Daniel waves, smiles, laughs, hoots, hollers, and performs for the Norwich fans.

The corps cheers and hollers back at Daniel as he drives in circles, putting down a shiny, new sheet of ice.

Booth has a laundry list of accomplishments and past jobs. To list a few, he’s been a window washer, a math teacher, accepted to Juilliard for dance, the Santa at Macy’s in New York City, a street performer, an acrobat and mime in Roman operas in Italy, and a part-deli owner.

A common theme in Daniel’s past is performing.

“I’ve managed to perform in one way or another no matter what I was doing,” Booth explained.

He came to Norwich because he enjoys new opportunities and the next “open door.”

“It was close by and they were advertising for someone to come and drive, and I thought that would be fun to do,” Booth plainly stated.

Daniel’s selection of his current job was as simple as that.
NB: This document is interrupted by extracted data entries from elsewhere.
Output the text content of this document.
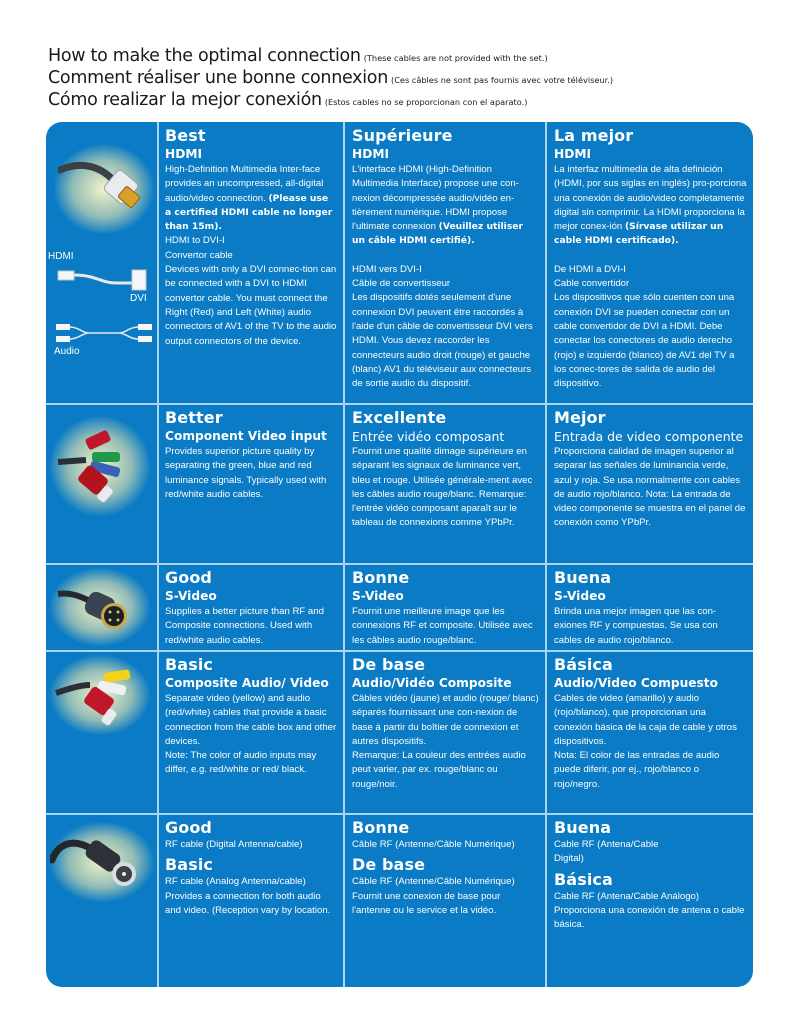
How to make the optimal connection (These cables are not provided with the set.)
Comment réaliser une bonne connexion (Ces câbles ne sont pas fournis avec votre téléviseur.)
Cómo realizar la mejor conexión (Estos cables no se proporcionan con el aparato.)
HDMI
DVI
Audio
Best
HDMI

High-Definition Multimedia Inter-face provides an uncompressed, all-digital audio/video connection. (Please use a certified HDMI cable no longer than 15m).

HDMI to DVI-I

Convertor cable

Devices with only a DVI connec-tion can be connected with a DVI to HDMI convertor cable. You must connect the Right (Red) and Left (White) audio connectors of AV1 of the TV to the audio output connectors of the device.

Supérieure
HDMI

L'interface HDMI (High-Definition Multimedia Interface) propose une con-nexion décompressée audio/vidéo en-tièrement numérique. HDMI propose l'ultimate connexion (Veuillez utiliser un câble HDMI certifié).

HDMI vers DVI-I

Câble de convertisseur

Les dispositifs dotés seulement d'une connexion DVI peuvent être raccordés à l'aide d'un câble de convertisseur DVI vers HDMI. Vous devez raccorder les connecteurs audio droit (rouge) et gauche (blanc) AV1 du téléviseur aux connecteurs de sortie audio du dispositif.

La mejor
HDMI

La interfaz multimedia de alta definición (HDMI, por sus siglas en inglés) pro-porciona una conexión de audio/video completamente digital sin comprimir. La HDMI proporciona la mejor conex-ión (Sírvase utilizar un cable HDMI certificado).

De HDMI a DVI-I

Cable convertidor

Los dispositivos que sólo cuenten con una conexión DVI se pueden conectar con un cable convertidor de DVI a HDMI. Debe conectar los conectores de audio derecho (rojo) e izquierdo (blanco) de AV1 del TV a los conec-tores de salida de audio del dispositivo.

Better
Component Video input

Provides superior picture quality by separating the green, blue and red luminance signals. Typically used with red/white audio cables.

Excellente
Entrée vidéo composant

Fournit une qualité dimage supérieure en séparant les signaux de luminance vert, bleu et rouge. Utilisée générale-ment avec les câbles audio rouge/blanc. Remarque: l'entrée vidéo composant aparaît sur le tableau de connexions comme YPbPr.

Mejor
Entrada de video componente

Proporciona calidad de imagen superior al separar las señales de luminancia verde, azul y roja. Se usa normalmente con cables de audio rojo/blanco. Nota: La entrada de video componente se muestra en el panel de conexión como YPbPr.

Good
S-Video

Supplies a better picture than RF and Composite connections. Used with red/white audio cables.

Bonne
S-Video

Fournit une meilleure image que les connexions RF et composite. Utilisée avec les câbles audio rouge/blanc.

Buena
S-Video

Brinda una mejor imagen que las con-exiones RF y compuestas. Se usa con cables de audio rojo/blanco.

Basic
Composite Audio/ Video

Separate video (yellow) and audio (red/white) cables that provide a basic connection from the cable box and other devices.

Note: The color of audio inputs may differ, e.g. red/white or red/ black.

De base
Audio/Vidéo Composite

Câbles vidéo (jaune) et audio (rouge/ blanc) séparés fournissant une con-nexion de base à partir du boîtier de connexion et autres dispositifs.

Remarque: La couleur des entrées audio peut varier, par ex. rouge/blanc ou rouge/noir.

Básica
Audio/Video Compuesto

Cables de video (amarillo) y audio (rojo/blanco), que proporcionan una conexión básica de la caja de cable y otros dispositivos.

Nota: El color de las entradas de audio puede diferir, por ej., rojo/blanco o rojo/negro.

Good

RF cable (Digital Antenna/cable)

Basic

RF cable (Analog Antenna/cable)

Provides a connection for both audio and video. (Reception vary by location.

Bonne

Câble RF (Antenne/Câble Numérique)

De base

Câble RF (Antenne/Câble Numérique)

Fournit une conexion de base pour l'antenne ou le service et la vidéo.

Buena

Cable RF (Antena/Cable Digital)

Básica

Cable RF (Antena/Cable Análogo)

Proporciona una conexión de antena o cable básica.
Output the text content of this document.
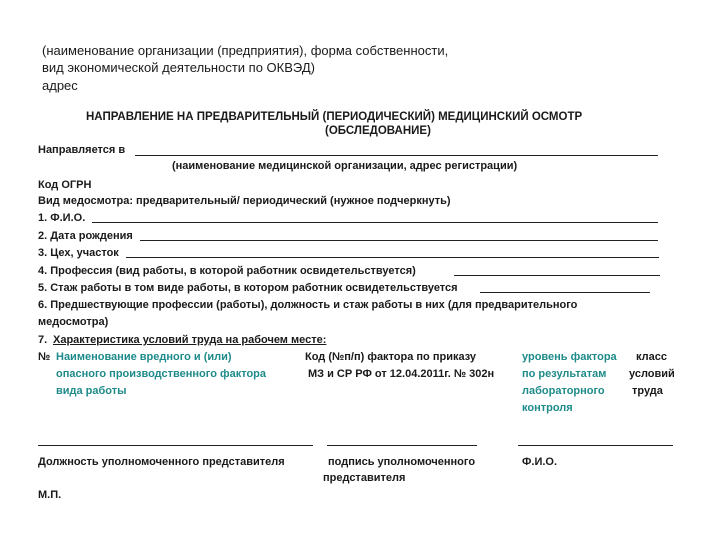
(наименование организации (предприятия), форма собственности,
вид экономической деятельности по ОКВЭД)
адрес
НАПРАВЛЕНИЕ НА ПРЕДВАРИТЕЛЬНЫЙ (ПЕРИОДИЧЕСКИЙ) МЕДИЦИНСКИЙ ОСМОТР
(ОБСЛЕДОВАНИЕ)
Направляется в
(наименование медицинской организации, адрес регистрации)
Код ОГРН
Вид медосмотра: предварительный/ периодический (нужное подчеркнуть)
1. Ф.И.О.
2. Дата рождения
3. Цех, участок
4. Профессия (вид работы, в которой работник освидетельствуется)
5. Стаж работы в том виде работы, в котором работник освидетельствуется
6. Предшествующие профессии (работы), должность и стаж работы в них (для предварительного
медосмотра)
7. Характеристика условий труда на рабочем месте:
№ Наименование вредного и (или)
опасного производственного фактора
вида работы
Код (№п/п) фактора по приказу
МЗ и СР РФ от 12.04.2011г. № 302н
уровень фактора
по результатам
лабораторного
контроля
класс
условий
труда
Должность уполномоченного представителя	подпись уполномоченного
представителя
Ф.И.О.
М.П.
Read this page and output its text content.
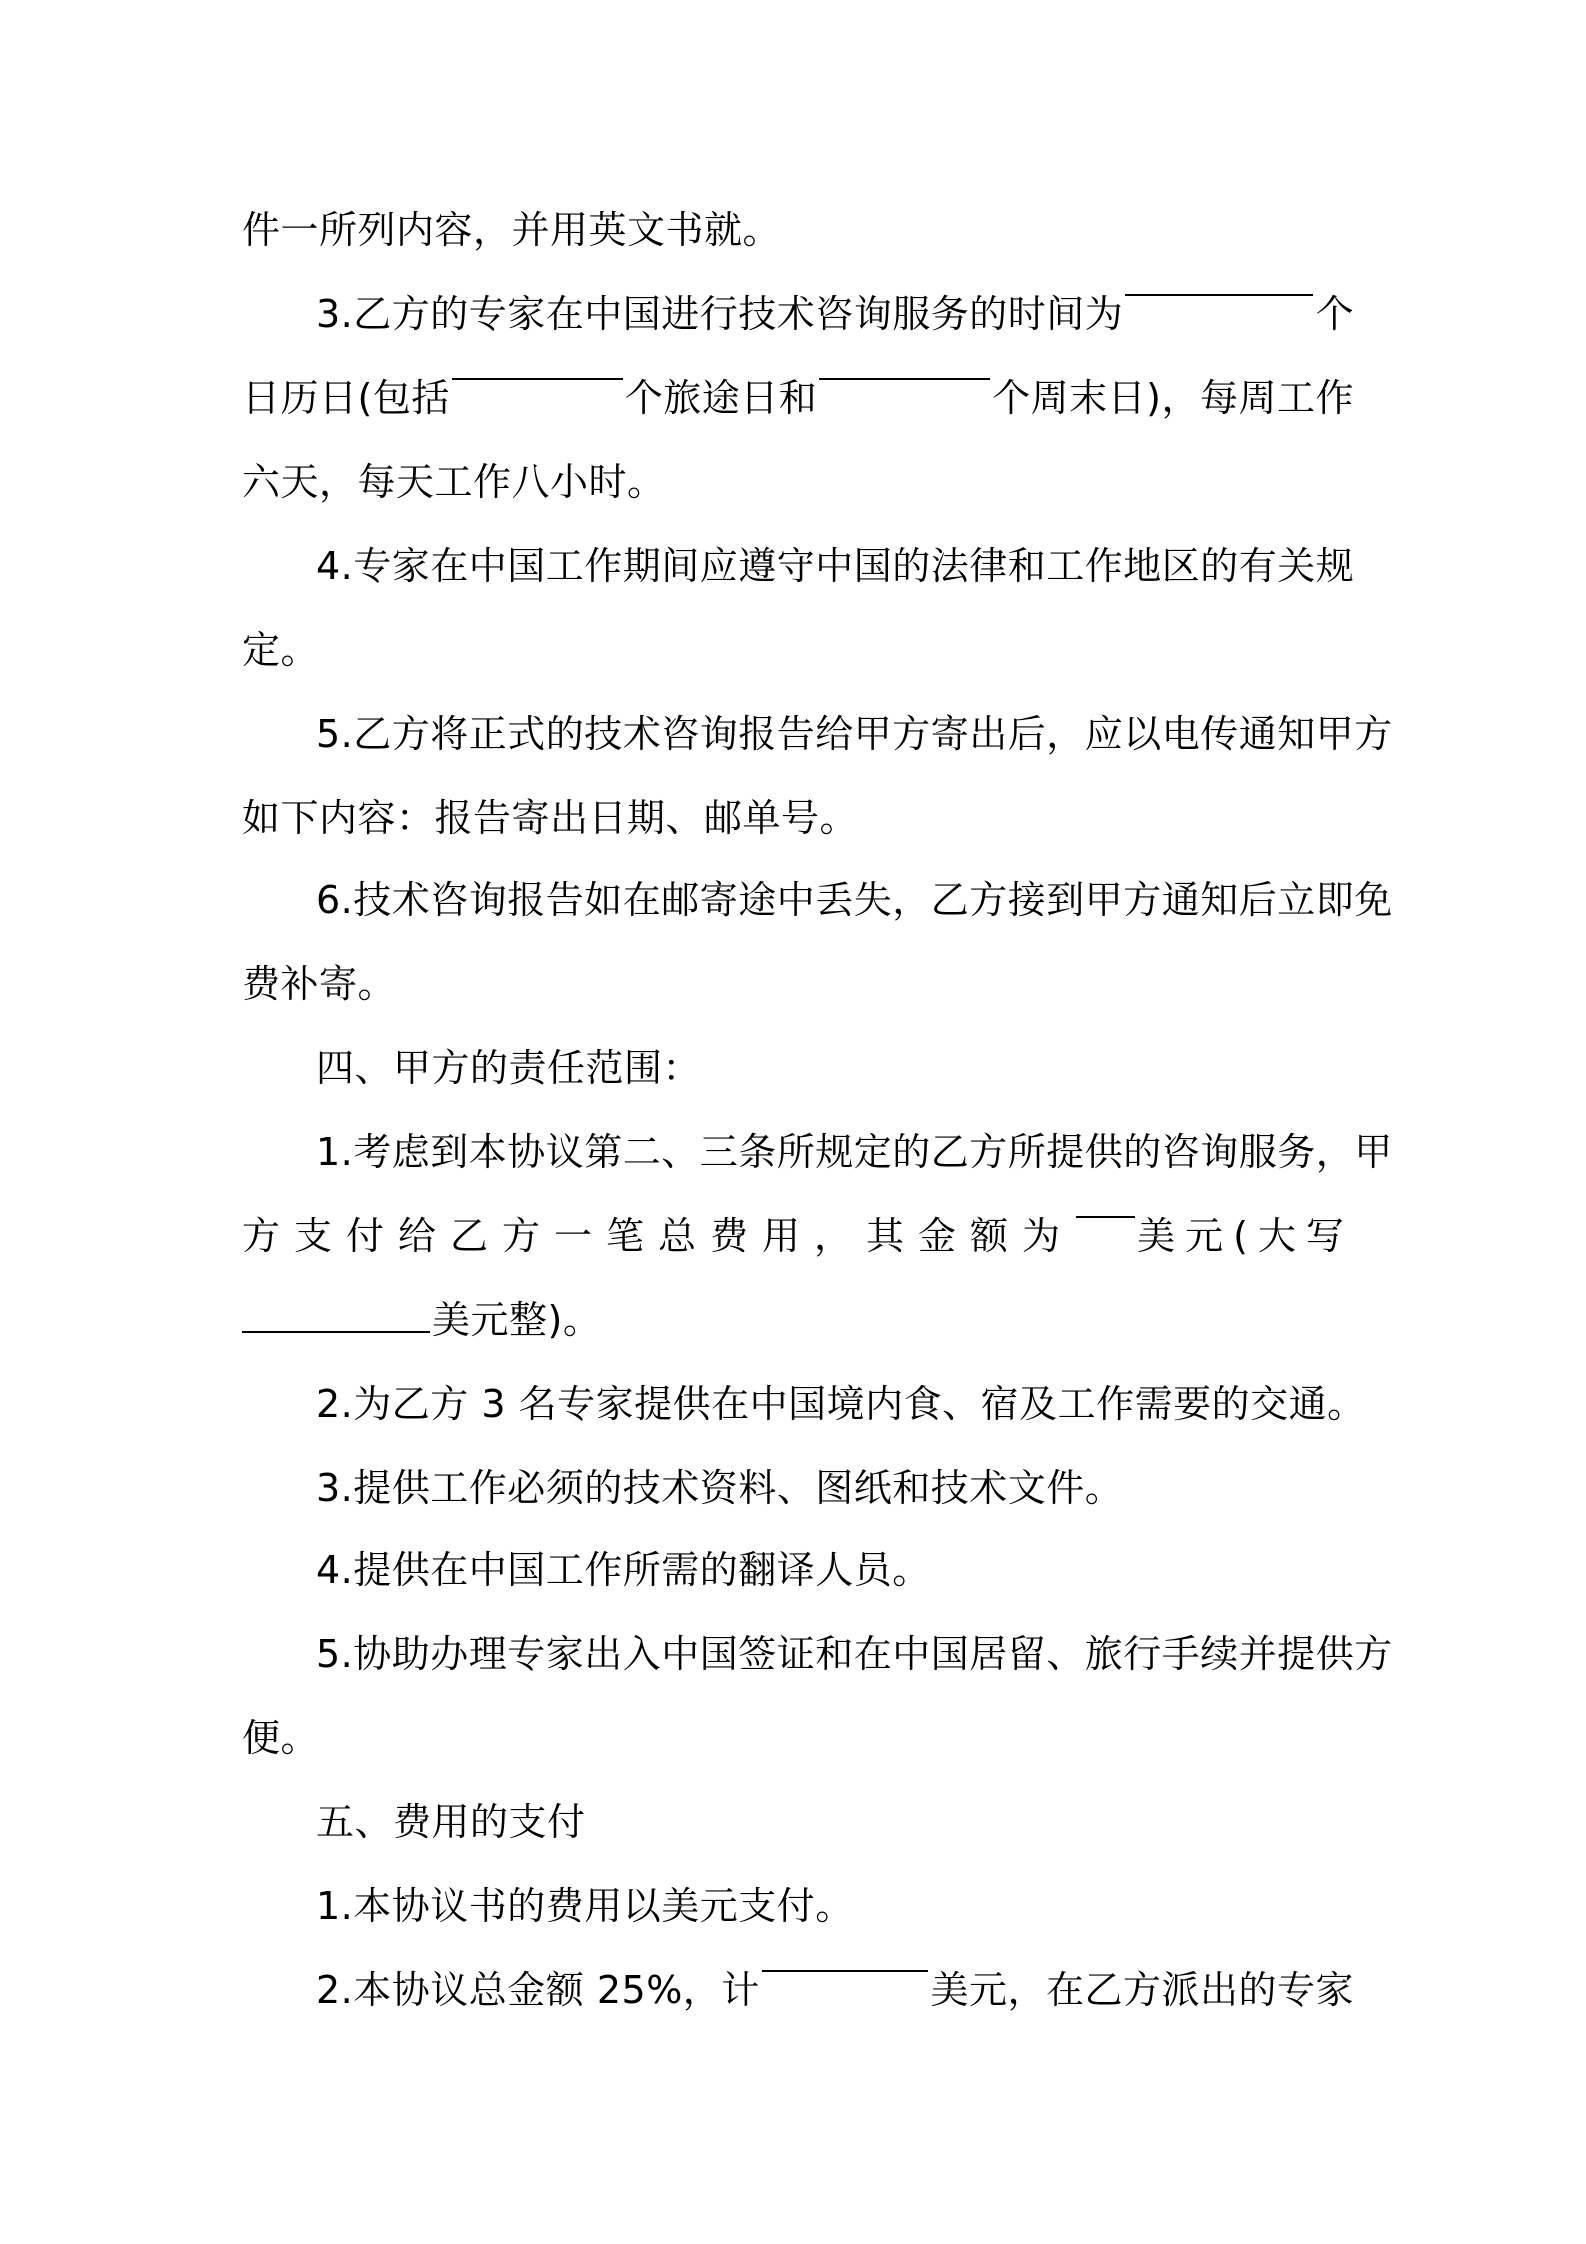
件一所列内容，并用英文书就。
3.乙方的专家在中国进行技术咨询服务的时间为	个
日历日(包括	个旅途日和	个周末日)，每周工作
六天，每天工作八小时。
4.专家在中国工作期间应遵守中国的法律和工作地区的有关规
定。
5.乙方将正式的技术咨询报告给甲方寄出后，应以电传通知甲方
如下内容：报告寄出日期、邮单号。
6.技术咨询报告如在邮寄途中丢失，乙方接到甲方通知后立即免
费补寄。
四、甲方的责任范围：
1.考虑到本协议第二、三条所规定的乙方所提供的咨询服务，甲
方支付给乙方一笔总费用，其金额为 美元(大写
美元整)。
2.为乙方 3 名专家提供在中国境内食、宿及工作需要的交通。
3.提供工作必须的技术资料、图纸和技术文件。
4.提供在中国工作所需的翻译人员。
5.协助办理专家出入中国签证和在中国居留、旅行手续并提供方
便。
五、费用的支付
1.本协议书的费用以美元支付。
2.本协议总金额 25%，计	美元，在乙方派出的专家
However, the reason that brought him to Vermont in the first place was far from simple.

“My mother was sick with cancer so I thought, well, I’ll come back and be closer to her.” said Booth. “She passed away, actually, a month after I moved up here.”

Daniel moved to Vermont to be close to someone he loved. He lost that person, but found something else he would grow to love at Norwich.  

“This evolved to where it’s home. It really is home. I’m very comfortable here. People are very comfortable having me here.”